28 freiwilliges SchülerInnen und vier Lehrkräfte fuhren sich Mitte Mai nach Berlin, um sich mit einem der dunkelsten Kapitel des 20. Jahrhunderts, der Shoah bzw. dem Holocaust zu beschäftigen. Das Ziel dieser Reise war, wie auch bei der Gedenkreise im Vorjahr nach Krakau / Ausschwitz, durch die Beschäftigung mit diesem Thema dem Vergessen entgegenzuwirken.
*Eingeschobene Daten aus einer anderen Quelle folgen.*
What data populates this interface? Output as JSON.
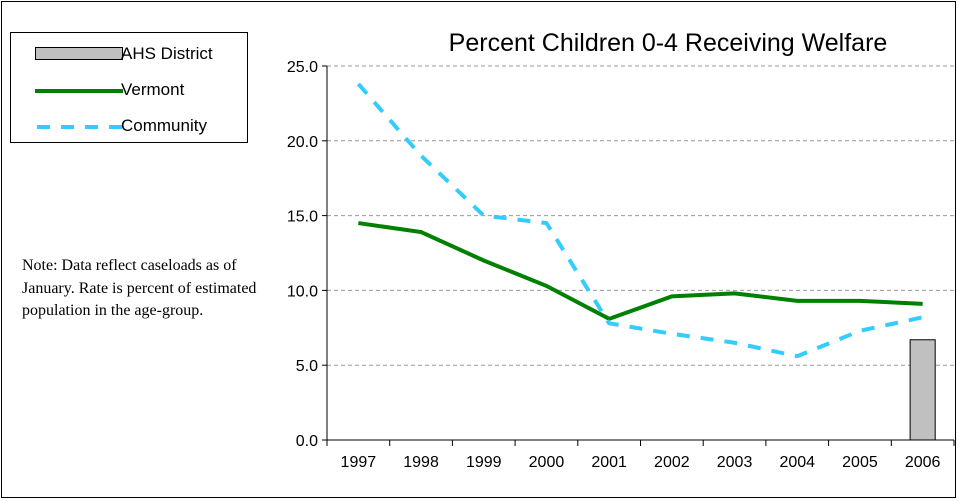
{
  "chart_data": {
    "type": "line",
    "title": "Percent Children 0-4 Receiving Welfare",
    "note": "Note: Data reflect caseloads as of January.  Rate is percent of estimated population in the age-group.",
    "x": [
      "1997",
      "1998",
      "1999",
      "2000",
      "2001",
      "2002",
      "2003",
      "2004",
      "2005",
      "2006"
    ],
    "ylim": [
      0,
      25
    ],
    "yticks": [
      "0.0",
      "5.0",
      "10.0",
      "15.0",
      "20.0",
      "25.0"
    ],
    "ytick_values": [
      0,
      5,
      10,
      15,
      20,
      25
    ],
    "grid": true,
    "legend_position": "top-left",
    "series": [
      {
        "name": "AHS District",
        "kind": "bar",
        "color": "#c0c0c0",
        "values": [
          null,
          null,
          null,
          null,
          null,
          null,
          null,
          null,
          null,
          6.7
        ]
      },
      {
        "name": "Vermont",
        "kind": "line",
        "style": "solid",
        "color": "#008000",
        "values": [
          14.5,
          13.9,
          12.0,
          10.3,
          8.1,
          9.6,
          9.8,
          9.3,
          9.3,
          9.1
        ]
      },
      {
        "name": "Community",
        "kind": "line",
        "style": "dashed",
        "color": "#33ccff",
        "values": [
          23.8,
          19.0,
          15.0,
          14.5,
          7.8,
          7.1,
          6.5,
          5.6,
          7.3,
          8.2
        ]
      }
    ]
  }
}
Zentrale Besuche dieser Bildungsreise waren der Besuch des jüdischen Museums mit seinen beeindruckenden drei Achsen (Kontinuität, Exil, Holocaust), das Erleben des Denkmals für die ermordeten Juden Europas direkt hinter dem Brandenburger Tor und eine Führung durch die Gedenkstätte Sachsenhausen, dem ehemaligen Konzentrationslager Sachsenhausen. Eine andere Perspektive auf den Krieg bot der Besuch des Fichtebunkers, welcher auch noch in den Jahrzehnten nach dem 2. Weltkrieg für verschiedenste andere Zwecke genutzt wurde.
Neben dem Fokus als Gedenkreise, hatten die SchülerInnen aber natürlich auch die Möglichkeit, die heutige Hauptstadt Deutschlands kennenzulernen und zu erleben.